Thursday, September 9, 2010

Stephen Hawking 2.0

I'm not a fan of films where aliens or robots attempt to exterminate the human race. Too predictable. $200 million and 2 1/2 hours later, we've won through a series of improbable events. Like Independence Day, when Jeff Goldblum takes out the entire fleet with a computer virus. This only works because the ships are running on Windows. Blue Screen of Death.

Personally I'm all for space travel. Not enough room on this rock. But the idea of artificial intelligence is... a little worrying. Though the "in" term now is Artilect. By the end of the century is it predicted we will be able to construct artificial intelligences millions, if not billions of times more intelligent than humans. The stuff these intellects could do is literally inconceivable. And therein lies the problem: if we make machines more intelligent than us, machines capable of churning through millenia of human thought in seconds (if that), what happens to us?

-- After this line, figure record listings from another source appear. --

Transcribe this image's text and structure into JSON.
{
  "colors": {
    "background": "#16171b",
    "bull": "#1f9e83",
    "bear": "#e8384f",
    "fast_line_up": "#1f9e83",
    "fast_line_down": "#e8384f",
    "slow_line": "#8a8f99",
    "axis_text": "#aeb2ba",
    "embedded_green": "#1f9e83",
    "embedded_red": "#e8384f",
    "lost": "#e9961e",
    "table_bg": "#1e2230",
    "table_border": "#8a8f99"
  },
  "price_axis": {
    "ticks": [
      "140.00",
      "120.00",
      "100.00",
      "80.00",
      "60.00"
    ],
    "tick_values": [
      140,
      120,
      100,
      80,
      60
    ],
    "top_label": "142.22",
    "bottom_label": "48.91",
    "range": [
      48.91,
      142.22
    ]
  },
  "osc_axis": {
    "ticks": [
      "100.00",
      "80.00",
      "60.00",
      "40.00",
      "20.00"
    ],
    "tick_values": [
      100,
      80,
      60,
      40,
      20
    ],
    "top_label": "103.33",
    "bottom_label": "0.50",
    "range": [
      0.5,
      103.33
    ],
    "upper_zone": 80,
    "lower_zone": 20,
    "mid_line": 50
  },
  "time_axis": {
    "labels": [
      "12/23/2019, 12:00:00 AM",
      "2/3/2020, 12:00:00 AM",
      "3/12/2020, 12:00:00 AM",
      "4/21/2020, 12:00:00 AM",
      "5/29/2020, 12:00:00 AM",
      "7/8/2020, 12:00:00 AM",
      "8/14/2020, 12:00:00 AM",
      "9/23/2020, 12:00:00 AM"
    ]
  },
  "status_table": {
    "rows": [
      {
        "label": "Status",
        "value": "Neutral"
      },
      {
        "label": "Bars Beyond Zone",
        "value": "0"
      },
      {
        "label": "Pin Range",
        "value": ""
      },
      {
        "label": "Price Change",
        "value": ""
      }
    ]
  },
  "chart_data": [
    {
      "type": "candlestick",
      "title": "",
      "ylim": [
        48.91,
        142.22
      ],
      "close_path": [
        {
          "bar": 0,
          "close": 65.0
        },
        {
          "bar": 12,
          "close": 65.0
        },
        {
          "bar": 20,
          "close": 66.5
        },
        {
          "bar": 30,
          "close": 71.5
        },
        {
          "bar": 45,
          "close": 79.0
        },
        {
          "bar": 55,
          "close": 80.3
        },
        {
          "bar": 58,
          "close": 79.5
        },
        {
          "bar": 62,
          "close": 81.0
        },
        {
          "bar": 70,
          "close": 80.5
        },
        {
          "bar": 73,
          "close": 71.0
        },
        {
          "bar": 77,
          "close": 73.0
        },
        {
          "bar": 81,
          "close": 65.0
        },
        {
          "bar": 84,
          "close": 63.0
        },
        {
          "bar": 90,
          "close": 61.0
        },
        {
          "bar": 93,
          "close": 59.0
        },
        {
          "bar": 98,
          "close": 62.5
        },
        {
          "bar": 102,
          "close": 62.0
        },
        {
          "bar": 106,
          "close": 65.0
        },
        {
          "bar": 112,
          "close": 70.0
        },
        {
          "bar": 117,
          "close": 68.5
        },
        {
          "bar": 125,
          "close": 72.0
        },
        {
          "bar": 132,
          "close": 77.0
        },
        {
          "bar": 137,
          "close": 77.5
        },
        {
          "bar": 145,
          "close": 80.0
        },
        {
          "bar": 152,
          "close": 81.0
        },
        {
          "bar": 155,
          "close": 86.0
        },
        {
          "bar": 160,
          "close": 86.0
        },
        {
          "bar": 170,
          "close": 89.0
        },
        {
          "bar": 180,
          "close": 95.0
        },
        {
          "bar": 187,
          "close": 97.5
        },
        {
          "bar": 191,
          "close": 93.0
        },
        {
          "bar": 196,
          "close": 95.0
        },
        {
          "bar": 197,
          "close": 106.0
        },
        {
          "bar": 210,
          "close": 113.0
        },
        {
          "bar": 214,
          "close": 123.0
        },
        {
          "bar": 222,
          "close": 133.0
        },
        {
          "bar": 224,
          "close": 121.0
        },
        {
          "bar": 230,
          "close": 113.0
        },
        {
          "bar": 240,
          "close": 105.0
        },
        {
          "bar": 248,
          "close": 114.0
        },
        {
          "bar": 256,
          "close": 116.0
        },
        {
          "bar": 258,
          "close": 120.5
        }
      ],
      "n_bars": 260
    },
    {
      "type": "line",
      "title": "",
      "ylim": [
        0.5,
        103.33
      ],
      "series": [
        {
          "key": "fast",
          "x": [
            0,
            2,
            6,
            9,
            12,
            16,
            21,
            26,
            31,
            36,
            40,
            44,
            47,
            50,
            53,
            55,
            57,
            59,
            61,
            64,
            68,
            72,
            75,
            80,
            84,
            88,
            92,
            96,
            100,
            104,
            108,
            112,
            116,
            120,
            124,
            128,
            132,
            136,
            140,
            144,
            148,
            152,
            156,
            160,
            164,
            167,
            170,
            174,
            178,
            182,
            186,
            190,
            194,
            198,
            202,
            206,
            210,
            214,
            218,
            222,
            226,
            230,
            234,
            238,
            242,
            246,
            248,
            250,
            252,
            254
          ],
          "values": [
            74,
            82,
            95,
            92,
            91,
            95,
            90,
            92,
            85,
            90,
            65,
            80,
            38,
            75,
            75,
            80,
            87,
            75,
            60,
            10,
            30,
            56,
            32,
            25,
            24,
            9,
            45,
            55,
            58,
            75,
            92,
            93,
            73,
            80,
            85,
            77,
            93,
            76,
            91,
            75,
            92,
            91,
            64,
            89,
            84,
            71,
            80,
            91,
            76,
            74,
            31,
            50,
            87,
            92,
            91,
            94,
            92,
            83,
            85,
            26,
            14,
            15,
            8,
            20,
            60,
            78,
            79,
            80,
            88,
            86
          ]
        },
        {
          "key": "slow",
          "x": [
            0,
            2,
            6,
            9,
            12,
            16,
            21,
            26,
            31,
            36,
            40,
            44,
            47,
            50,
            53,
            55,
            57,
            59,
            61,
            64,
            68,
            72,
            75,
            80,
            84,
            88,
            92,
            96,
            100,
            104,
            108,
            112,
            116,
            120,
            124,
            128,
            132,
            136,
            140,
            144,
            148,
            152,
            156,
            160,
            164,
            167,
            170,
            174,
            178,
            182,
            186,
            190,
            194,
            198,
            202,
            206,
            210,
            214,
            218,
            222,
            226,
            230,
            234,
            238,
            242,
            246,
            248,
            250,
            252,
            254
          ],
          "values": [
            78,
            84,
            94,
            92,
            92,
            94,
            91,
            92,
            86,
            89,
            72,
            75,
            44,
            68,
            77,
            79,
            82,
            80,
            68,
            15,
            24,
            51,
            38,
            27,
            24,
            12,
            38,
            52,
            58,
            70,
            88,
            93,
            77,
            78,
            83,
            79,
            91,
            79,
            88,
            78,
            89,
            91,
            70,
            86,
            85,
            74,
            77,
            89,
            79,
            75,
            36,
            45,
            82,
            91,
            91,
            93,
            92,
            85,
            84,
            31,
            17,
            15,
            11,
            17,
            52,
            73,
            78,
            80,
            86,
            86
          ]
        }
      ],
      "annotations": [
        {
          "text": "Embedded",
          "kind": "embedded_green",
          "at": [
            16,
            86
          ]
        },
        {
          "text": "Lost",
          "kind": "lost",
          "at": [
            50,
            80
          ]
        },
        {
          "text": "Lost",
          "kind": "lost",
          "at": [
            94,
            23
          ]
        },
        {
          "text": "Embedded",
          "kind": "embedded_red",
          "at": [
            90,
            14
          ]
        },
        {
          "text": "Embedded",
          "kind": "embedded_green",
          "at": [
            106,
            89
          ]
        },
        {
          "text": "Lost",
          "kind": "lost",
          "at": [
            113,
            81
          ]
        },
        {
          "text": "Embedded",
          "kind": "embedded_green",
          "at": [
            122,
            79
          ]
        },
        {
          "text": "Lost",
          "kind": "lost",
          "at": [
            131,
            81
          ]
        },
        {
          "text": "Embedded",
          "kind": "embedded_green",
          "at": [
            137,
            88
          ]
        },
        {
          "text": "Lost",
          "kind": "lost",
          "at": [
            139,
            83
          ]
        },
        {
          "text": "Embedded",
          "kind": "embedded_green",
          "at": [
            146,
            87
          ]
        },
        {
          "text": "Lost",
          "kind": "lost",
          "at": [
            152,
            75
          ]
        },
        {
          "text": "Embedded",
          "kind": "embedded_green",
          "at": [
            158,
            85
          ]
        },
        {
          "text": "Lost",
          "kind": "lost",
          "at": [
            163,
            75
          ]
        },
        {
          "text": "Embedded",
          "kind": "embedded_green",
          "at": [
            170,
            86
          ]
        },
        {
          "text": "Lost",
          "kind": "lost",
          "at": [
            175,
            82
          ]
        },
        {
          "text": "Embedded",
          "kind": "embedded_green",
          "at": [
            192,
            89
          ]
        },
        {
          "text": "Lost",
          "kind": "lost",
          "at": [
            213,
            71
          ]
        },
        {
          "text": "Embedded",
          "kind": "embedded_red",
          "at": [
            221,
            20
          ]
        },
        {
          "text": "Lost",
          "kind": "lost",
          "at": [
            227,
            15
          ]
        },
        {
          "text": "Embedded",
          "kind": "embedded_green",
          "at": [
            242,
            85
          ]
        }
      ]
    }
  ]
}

Computers now are basically number crunchers: we put in the algorithms and out comes the physics. Or it plays ping pong. Mmm, progress! My laptop is excellent at maths but its not intelligent. It doesn't think. Human endeavour still matters because we're still the ones punching in the numbers. But what would be the point of anything if we had a machine that could run literally trillions of scenarios and give us all the answers to every question put to it?
For example, there are 88 notes on a piano and for arguments sake, most music works within this parameter. There are only a certain number of notes. And if you add words, of which there is also only a finite number, there is still only a certain number of songs possible. An artificial intelligence could write every single possible piece of music, without the personal and artistic processes. Such a machine would be beyond humanity in any conceivable form.

So far I'm still working within mathematical sequences. Personally I think it is important that we create artificial intelligence, but even more important that we don't bite off more than we can chew. The first digital person would be a landmark achievement in human history. It would help us understand ourselves. I cite "Bicentennial Man" as an attempt to grasp this idea, at least in popular culture. Andrew Kennedy in his book "Who is human anyway?" presents the idea that artificial intelligences will have severe personality disorders and will fall into four groups: the autistic, the collector, the ecstatic, and the victim. This makes sense. Just because a machine would be extremely intelligent, it would exist within an artificial environment and wouldn't be immersed in a social context like humans.

Just so you know, I'm confused by all of this and I'm trying to work out something. The difference between my laptop and an AI is that the former comes preprogrammed but the latter... doesn't. We shouldn't anticipate SkyNet coming to destroy us all. If you think about it, that entire franchise could have been avoided if they didn't give SkyNet access to the internet. Or set up an 'Off' button. A computer without internet is effectively useless.

I think what people are scared of is the complete redundancy of the human race. Hell I know I am. A future of indolent humans lying around while our robots do all the work? I think not. AI will be most useful in science I think. Leave the Arts to the meat bags. And don't forget the 'Off' button.

Just so you know I'm aware this isn't the most elegant grasp of the AI debate.

1 comment:

  1. Elegant doesn't matter - it's a really very insightful / thought-provoking post: thanks.